Merck & Co is teaming up with South Korea’s Hanwha Chemical Corp to develop and commercialise a biosimilar of Pfizer and Amgen’s rheumatoid arthritis and psoriasis blockbuster Enbrel.
Under the terms of the agreement, which runs until the end of 2024, Merck will conduct clinical development on the copy of Enbrel (etanercept) and be responsible for manufacturing of the biosimilar, called HD203. Upon marketing approval, Merck will sell HD203 globally, except in Korea and Turkey where Hanwha has retained marketing rights.

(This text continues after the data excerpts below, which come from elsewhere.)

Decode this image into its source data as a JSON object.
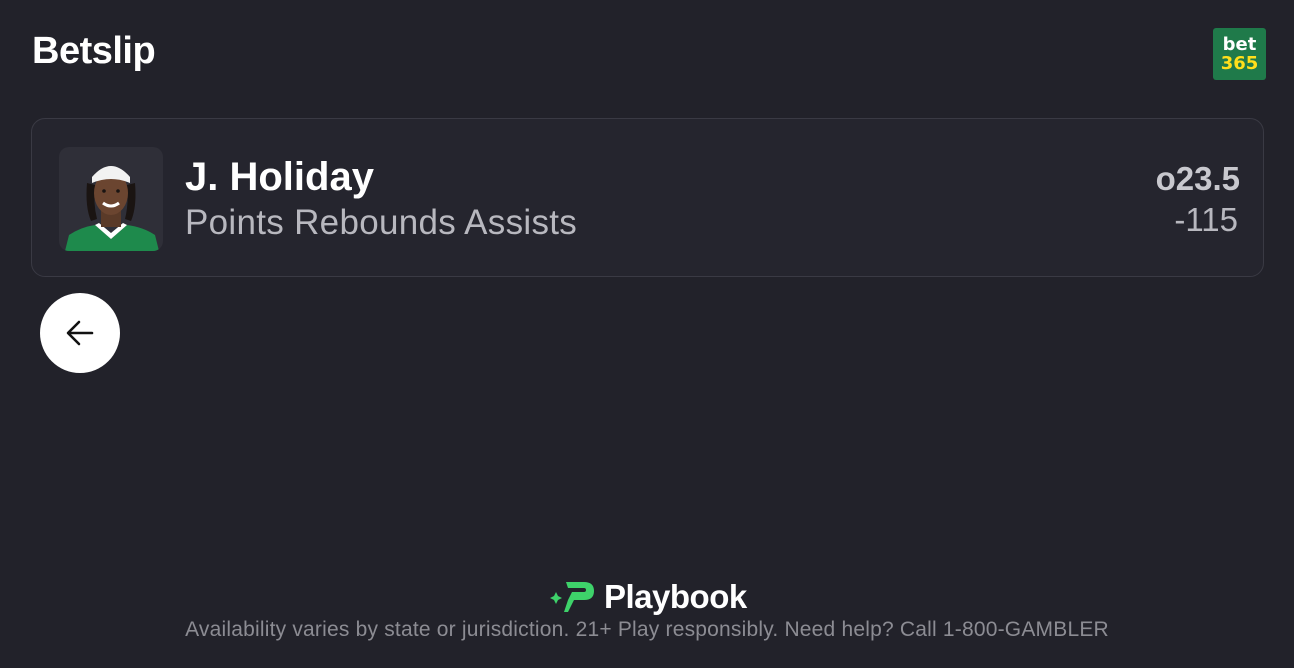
{
  "header": {
    "title": "Betslip",
    "sportsbook_logo": {
      "line1": "bet",
      "line2": "365",
      "bg_color": "#1f7a4a",
      "accent_color": "#ffdf1b"
    }
  },
  "bet": {
    "player_name": "J. Holiday",
    "market": "Points Rebounds Assists",
    "line": "o23.5",
    "odds": "-115",
    "avatar_icon": "player-headshot"
  },
  "nav": {
    "back_icon": "arrow-left-icon"
  },
  "footer": {
    "brand": "Playbook",
    "brand_color": "#3ed26a",
    "disclaimer": "Availability varies by state or jurisdiction. 21+ Play responsibly. Need help? Call 1-800-GAMBLER"
  }
}
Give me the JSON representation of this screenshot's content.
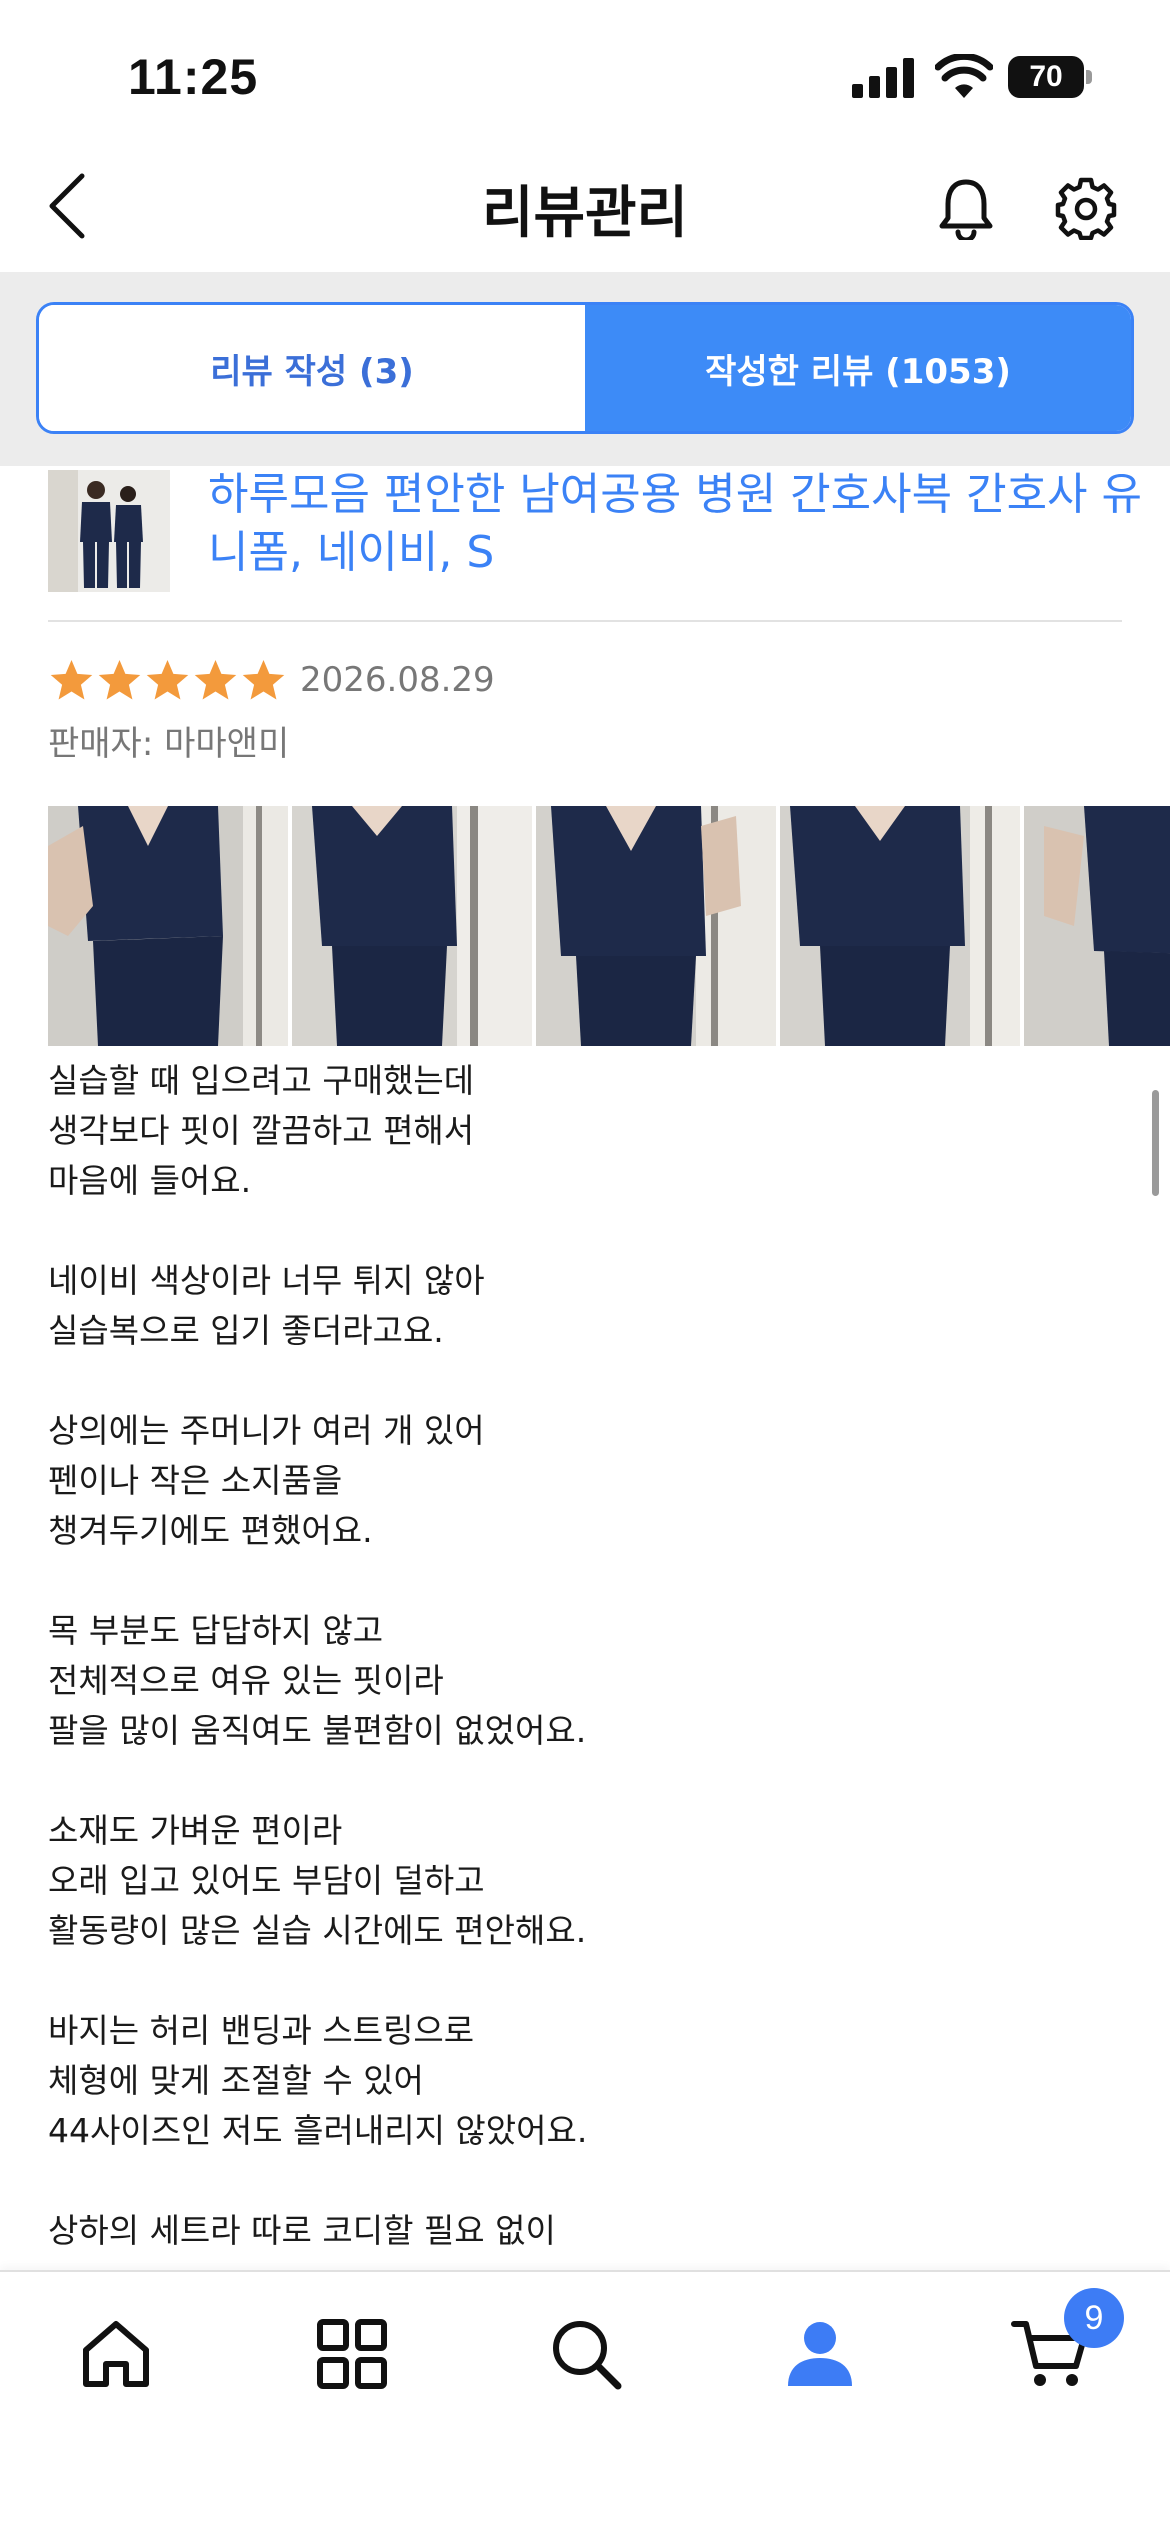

In return, Hanwha will bank an upfront fee and will be eligible for additional payments associated with technology transfer and regulatory progress, plus tiered royalties. Specific financial terms of the agreement have not been disclosed, although the Wall Street Journal claims the pact is worth around $720 million.
HD203 is currently in a Phase III study in Korea to evaluate its equivalence to Enbrel in combination with methotrexate in patients with RA. Clinical trials have yet to be initiated in the USA, the firms stated.
Noting that Hanwha “has established outstanding biopharmaceutical development capabilities”, Michael Kamarck, president of Merck BioVentures, said Enbrel is “widely considered to be one of the most important biosimilar molecules”. He added that “this candidate represents a valuable addition to our broad biosimilars portfolio”.
Enbrel is a big earner. For the first quarter, Amgen reported $875 million in North American sales of the drug, up 9%, while Pfizer posted an 8% increase in turnover (outside North America) to $870 million. Enbrel goes off-patent in the USA in October next year but will not face competition for some time as there is still no system in place across the pond to approve biosimilars.